‘A Violent Night’ is the epitome of an awards season palette cleanser

Don’t sleep on a solid action film. “A Violent Night” doesn’t run long on story and won’t hear its name during awards shows, but that’s its job in the first place. This is the movie where you sit down with the drinks and snacks in your theater of choice, and proceed to set the brain to sleep mode while the screen serves up escapist entertainment.

Director Tommy Wirkola’s new Christmas B-side gift takes ridiculous carnage to another level, but it has a sly sense of humor to back up the punches and kicks. This is the movie where a grumpy Santa Claus (David Harbour, having some fun) throws a few pints down at a bar while cynically complaining about the modern world of technology and its wrath on nostalgia. He then steps in his reindeer’s shit, argues with another sleigh-pulling animal, and slides down a few chimneys tossing presents angrily into trees. Harbour’s bearded Saint has lost his jolly cheer, but there’s something about him we are drawn to.

When his route takes him to a large mansion stuffed with rich shitheads and dangerous gunmen (led by John Leguizamo) looking for $300 million stolen army money, things get interesting and bloody. Beverly D’Angelo, bless her ruthless soul, gets to channel her “Entourage” character here. She’s Gertrude Lightstone, the wealthy head of an estate that would make Elon Musk blush, and it’s her middling grown-up kids who are starting to reach for the vault password in mommy’s heart. D’Angelo makes that a heart of cold stone, and it’s a delight to see her tear characters apart with a roasting one-liner. Leguizamo’s men, posing as Santa’s mansion workshop crew, unleash hell and the movie kicks into action mode.

Cue Harbour’s unlikely but adept hero. This isn’t your grandpa’s Santa, and the actor makes you believe every bit of it–including a long-reaching backstory for his Saint Nick. If there’s one thing about Harbour that has always sung, it’s the charisma he can generate with just about material and any actor on screen. He’s also a very big man, standing tall and making a dad bod seem more desirable than Zac Efron ever could. Sheriff Hopper was such a rich character in Netflix’s “Stranger Things” due to his relatability. There are certain actors you simply won’t see eye to eye with when watching them work, and that’s completely fine. Part of the appeal, possibly.

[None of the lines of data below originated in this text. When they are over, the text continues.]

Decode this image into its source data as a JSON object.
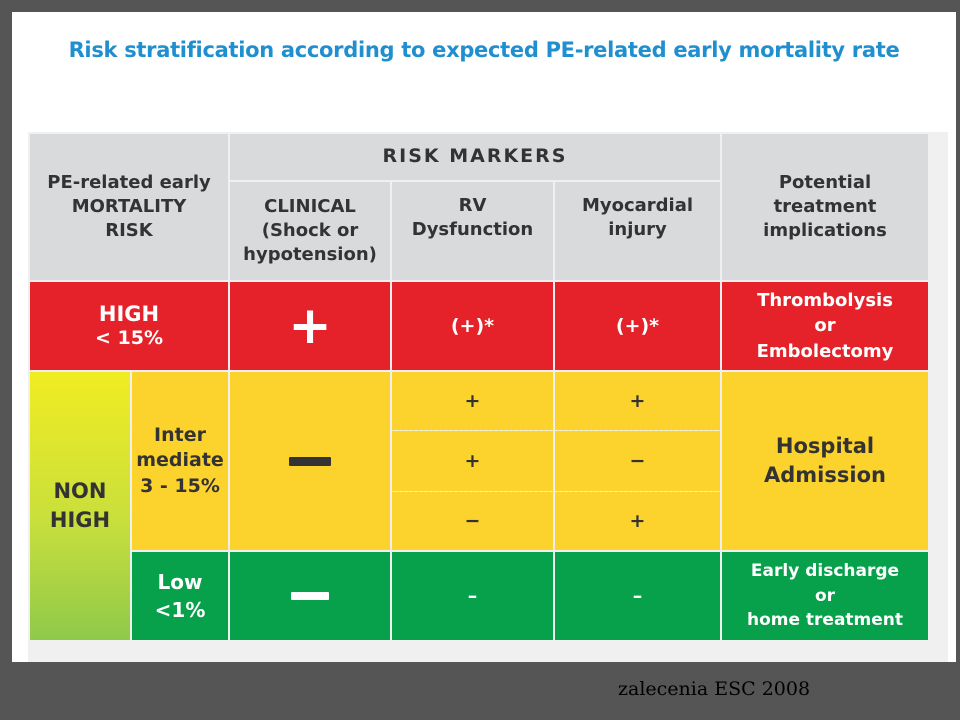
{
  "title": "Risk stratification according to expected PE-related early mortality rate",
  "header": {
    "risk_col": "PE-related early MORTALITY RISK",
    "risk_col_lines": [
      "PE-related early",
      "MORTALITY",
      "RISK"
    ],
    "markers": "RISK MARKERS",
    "clinical_lines": [
      "CLINICAL",
      "(Shock or",
      "hypotension)"
    ],
    "rv_lines": [
      "RV",
      "Dysfunction"
    ],
    "myo_lines": [
      "Myocardial",
      "injury"
    ],
    "treatment_lines": [
      "Potential",
      "treatment",
      "implications"
    ]
  },
  "high": {
    "label_lines": [
      "HIGH",
      "< 15%"
    ],
    "clinical": "+",
    "rv": "(+)*",
    "myo": "(+)*",
    "treatment_lines": [
      "Thrombolysis",
      "or",
      "Embolectomy"
    ]
  },
  "non_high": {
    "label_lines": [
      "NON",
      "HIGH"
    ],
    "intermediate": {
      "label_lines": [
        "Inter",
        "mediate",
        "3 - 15%"
      ],
      "clinical": "−",
      "rows": [
        {
          "rv": "+",
          "myo": "+"
        },
        {
          "rv": "+",
          "myo": "−"
        },
        {
          "rv": "−",
          "myo": "+"
        }
      ],
      "treatment_lines": [
        "Hospital",
        "Admission"
      ]
    },
    "low": {
      "label_lines": [
        "Low",
        "<1%"
      ],
      "clinical": "−",
      "rv": "–",
      "myo": "–",
      "treatment_lines": [
        "Early discharge",
        "or",
        "home treatment"
      ]
    }
  },
  "caption": "zalecenia ESC 2008",
  "colors": {
    "title": "#1f8fcf",
    "header_bg": "#d9dadc",
    "high": "#e5222a",
    "intermediate": "#fcd22c",
    "low": "#08a14b",
    "background": "#555555"
  }
}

Harbour brings you to his level, and revels in it. Watching him lick a candy cane down to a shank to kill more men with it than even John Wick could is appealing, but I could have watched a whole movie of his Santa eating cookies and testing massage chairs. Spitting out bad milk, pouring skim milk into a champagne cooler, and making a hilarious sound when he bites into homemade cookies is easy fun. “A Violent Night” leans into its ridiculousness with aplomb; it knows exactly what it is.

The movie lives in its own zip code, personality-wise, and that makes for a good time at the movies. Unbridled action with some laughs goes down well with popcorn and beer. The R-rating and adaptation-less script is worn like a badge of honor, exemplified by Harbour’s dedication to the role. Leguizamo hamming it up as the big bad allows the talented Columbian actor to unleash his versatile array of dialogue zingers. Pair that with D’Angelo’s fire and the quiet precision of Alexis Louder’s Lightstone family outsider, and you have a cast that gets it.

This isn’t a film with awards on its mind; it’s the movie you forget about the voting deadline while watching. “A Violent Night” has a few tricks in its bag. It also confirms that Harbour is a star who can carry a movie on his broad shoulders.

“A Violent Night,” which opened in theaters this weekend and should be streaming in relatively early 2023, reminds us that a good old-fashioned action film can be just as desirable as a three-hour movie about old-time Hollywood. What if Santa was real and carried a grudge against naughty-list bad guys? I find that quite desirable.